I went in knowing I was going to give it my best shot, but I had some reservations. I wasn’t entirely sure I would be able to give it the time it needed. Coincidentally I had the first week of the month off from work, which gave me a good boost at the beginning, but for the rest of the month my schedule away from writing was far more hectic than usual. Work has been intense and demanding a huge amount of my time and energy, both physical and emotional. I was certain at some point it would all catch up with me and something would give. But it didn’t. I found time to write every day but one, and wrote more on average than was required to finish on time. The intensity of it was actually very useful. It gave me an outlet that I needed. A thing that wasn’t work to focus on.
I wrote in cafés, I wrote at home, I wrote at work during my lunch break, I wrote in the kitchen while I was cooking. I wrote fast and I didn’t look back. Now, looking at my scruffy first draft, I can hardly remember where all these words came from.
This was my first successful attempt at Nanowrimo, and was the first time I have ever gone into it with a decent plan for what I was doing. I had a near complete outline, themes, characters and some specific scenes in mind for key points in the story. Really by the time November started I was straining at the leash to get going and so the first 10,000 words spilled out so easily that I was starting to wonder why the whole endeavour had seemed difficult at all. By 30,000 words, I had remembered. There came a point where I had written everything I had planned to write and was struggling to keep the momentum up. Around the middle of the month I started to falter.
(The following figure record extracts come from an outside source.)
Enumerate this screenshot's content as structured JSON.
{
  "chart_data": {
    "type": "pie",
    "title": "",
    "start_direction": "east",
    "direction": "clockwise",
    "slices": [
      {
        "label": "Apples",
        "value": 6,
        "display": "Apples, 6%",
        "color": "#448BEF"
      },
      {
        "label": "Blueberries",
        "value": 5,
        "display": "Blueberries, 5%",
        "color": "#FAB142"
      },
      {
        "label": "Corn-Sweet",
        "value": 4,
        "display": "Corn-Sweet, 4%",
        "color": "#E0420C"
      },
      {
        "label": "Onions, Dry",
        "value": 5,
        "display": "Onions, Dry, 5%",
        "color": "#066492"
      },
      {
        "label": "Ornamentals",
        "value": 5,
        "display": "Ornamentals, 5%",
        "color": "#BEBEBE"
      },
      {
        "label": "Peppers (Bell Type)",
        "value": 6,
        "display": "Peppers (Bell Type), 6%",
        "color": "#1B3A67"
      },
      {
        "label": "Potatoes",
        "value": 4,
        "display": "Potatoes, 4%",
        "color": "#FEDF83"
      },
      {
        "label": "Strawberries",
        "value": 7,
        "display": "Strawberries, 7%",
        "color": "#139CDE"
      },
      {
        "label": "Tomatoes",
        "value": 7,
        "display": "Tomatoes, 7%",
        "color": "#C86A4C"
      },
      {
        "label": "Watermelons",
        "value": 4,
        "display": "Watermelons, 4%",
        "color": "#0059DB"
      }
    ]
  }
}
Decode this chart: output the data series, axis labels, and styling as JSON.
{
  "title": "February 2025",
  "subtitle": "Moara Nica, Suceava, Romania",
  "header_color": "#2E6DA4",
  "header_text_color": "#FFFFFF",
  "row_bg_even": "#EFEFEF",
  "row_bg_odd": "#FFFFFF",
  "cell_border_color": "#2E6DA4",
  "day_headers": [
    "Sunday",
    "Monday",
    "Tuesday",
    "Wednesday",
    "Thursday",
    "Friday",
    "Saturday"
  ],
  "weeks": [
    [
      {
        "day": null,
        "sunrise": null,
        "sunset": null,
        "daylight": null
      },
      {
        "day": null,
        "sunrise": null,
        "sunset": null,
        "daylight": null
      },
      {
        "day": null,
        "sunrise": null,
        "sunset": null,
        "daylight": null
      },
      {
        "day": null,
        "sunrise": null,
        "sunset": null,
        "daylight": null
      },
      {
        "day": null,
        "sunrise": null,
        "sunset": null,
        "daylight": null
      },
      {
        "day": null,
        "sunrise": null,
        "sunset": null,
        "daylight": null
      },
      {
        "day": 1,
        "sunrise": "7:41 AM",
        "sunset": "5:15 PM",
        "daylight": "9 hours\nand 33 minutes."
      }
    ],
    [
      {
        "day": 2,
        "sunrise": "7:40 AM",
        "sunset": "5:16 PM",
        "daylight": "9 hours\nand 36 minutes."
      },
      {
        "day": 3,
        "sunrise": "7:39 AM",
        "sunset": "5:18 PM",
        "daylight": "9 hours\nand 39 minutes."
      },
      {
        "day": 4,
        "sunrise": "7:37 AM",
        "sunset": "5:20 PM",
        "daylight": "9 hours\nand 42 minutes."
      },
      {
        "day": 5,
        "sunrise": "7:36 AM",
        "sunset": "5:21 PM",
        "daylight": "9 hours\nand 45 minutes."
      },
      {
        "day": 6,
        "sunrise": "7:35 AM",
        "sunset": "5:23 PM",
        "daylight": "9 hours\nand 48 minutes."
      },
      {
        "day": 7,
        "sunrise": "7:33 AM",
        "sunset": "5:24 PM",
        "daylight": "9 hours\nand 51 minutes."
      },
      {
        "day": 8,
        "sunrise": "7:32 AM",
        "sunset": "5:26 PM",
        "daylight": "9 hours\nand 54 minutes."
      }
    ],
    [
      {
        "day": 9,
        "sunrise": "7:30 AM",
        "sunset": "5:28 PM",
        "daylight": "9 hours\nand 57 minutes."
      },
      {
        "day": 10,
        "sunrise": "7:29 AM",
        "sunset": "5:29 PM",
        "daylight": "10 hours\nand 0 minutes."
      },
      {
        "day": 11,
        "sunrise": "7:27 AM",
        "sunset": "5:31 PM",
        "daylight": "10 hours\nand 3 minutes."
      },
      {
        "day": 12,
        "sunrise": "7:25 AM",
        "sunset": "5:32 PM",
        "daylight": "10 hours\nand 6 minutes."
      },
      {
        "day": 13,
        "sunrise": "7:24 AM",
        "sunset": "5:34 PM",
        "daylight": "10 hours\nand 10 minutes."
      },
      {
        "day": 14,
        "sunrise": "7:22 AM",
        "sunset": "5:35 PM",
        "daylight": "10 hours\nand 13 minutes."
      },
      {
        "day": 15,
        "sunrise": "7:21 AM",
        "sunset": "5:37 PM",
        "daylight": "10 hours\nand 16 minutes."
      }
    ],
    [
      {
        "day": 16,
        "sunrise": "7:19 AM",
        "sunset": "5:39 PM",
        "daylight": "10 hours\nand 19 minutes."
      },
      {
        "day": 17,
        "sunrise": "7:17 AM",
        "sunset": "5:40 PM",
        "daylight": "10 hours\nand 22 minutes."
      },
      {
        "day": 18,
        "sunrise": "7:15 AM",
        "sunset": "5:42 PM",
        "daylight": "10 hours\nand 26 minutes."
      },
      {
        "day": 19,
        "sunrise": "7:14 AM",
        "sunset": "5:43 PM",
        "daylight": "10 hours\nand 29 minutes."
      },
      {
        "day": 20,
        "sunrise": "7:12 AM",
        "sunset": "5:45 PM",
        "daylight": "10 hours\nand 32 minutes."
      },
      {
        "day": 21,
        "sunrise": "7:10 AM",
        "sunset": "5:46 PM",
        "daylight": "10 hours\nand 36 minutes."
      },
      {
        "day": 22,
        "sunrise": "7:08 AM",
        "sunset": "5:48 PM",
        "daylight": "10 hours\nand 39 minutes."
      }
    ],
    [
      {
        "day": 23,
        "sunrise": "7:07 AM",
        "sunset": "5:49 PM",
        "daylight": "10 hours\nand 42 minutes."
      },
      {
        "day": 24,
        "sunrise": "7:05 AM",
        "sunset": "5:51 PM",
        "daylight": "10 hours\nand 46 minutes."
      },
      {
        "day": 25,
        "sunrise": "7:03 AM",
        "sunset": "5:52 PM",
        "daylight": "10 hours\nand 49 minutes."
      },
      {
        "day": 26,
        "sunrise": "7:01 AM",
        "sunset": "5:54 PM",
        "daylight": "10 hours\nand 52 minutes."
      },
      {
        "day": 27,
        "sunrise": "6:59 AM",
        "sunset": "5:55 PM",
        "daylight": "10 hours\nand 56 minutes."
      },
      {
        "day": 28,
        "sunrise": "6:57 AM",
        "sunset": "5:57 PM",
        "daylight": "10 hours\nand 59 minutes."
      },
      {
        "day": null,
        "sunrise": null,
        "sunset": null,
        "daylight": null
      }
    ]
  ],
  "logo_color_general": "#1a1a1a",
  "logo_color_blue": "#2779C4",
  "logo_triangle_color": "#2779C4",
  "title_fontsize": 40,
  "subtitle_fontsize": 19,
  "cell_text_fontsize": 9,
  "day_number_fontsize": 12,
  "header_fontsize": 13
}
But things kept happening. I would stare at the screen for twenty minutes, and then a character would take the lead – say something I wasn’t expecting, do something I wasn’t expecting – and I’d be off again. By the time I set down my 50,000th word I had a complete arc of the story I had intended to write, but with some huge gaps here and there and a bunch of inconsistencies to resolve. I am taking a little break from it for a while. I’m going to get Christmas out of the way, I’m going to wait for the intensity of my work life to lessen a little, and then I’m getting back in there. I’m excited about this novel. I think it’s got something.
When Nanowrimo was over, once I had written my final word, it was actually hard to think what I used to do with my time before I filled every minute of it with writing. For a few days I just seemed to walk around the house, blinking in the light, trying to figure out what to do next. I’m glad I did it though. It was intense but valuable. I went from having an idea I was excited about and a few pages of notes to a (very rough) first draft in an amazingly short space of time. And the knowledge that I was sharing the experience with other writers all over the world was surprisingly motivating. I didn’t make it to any of my local groups write-ins and meet ups, thanks to my busy schedule, which was a shame. I would have liked to. But maybe next year, since I am sure I will want to do this again.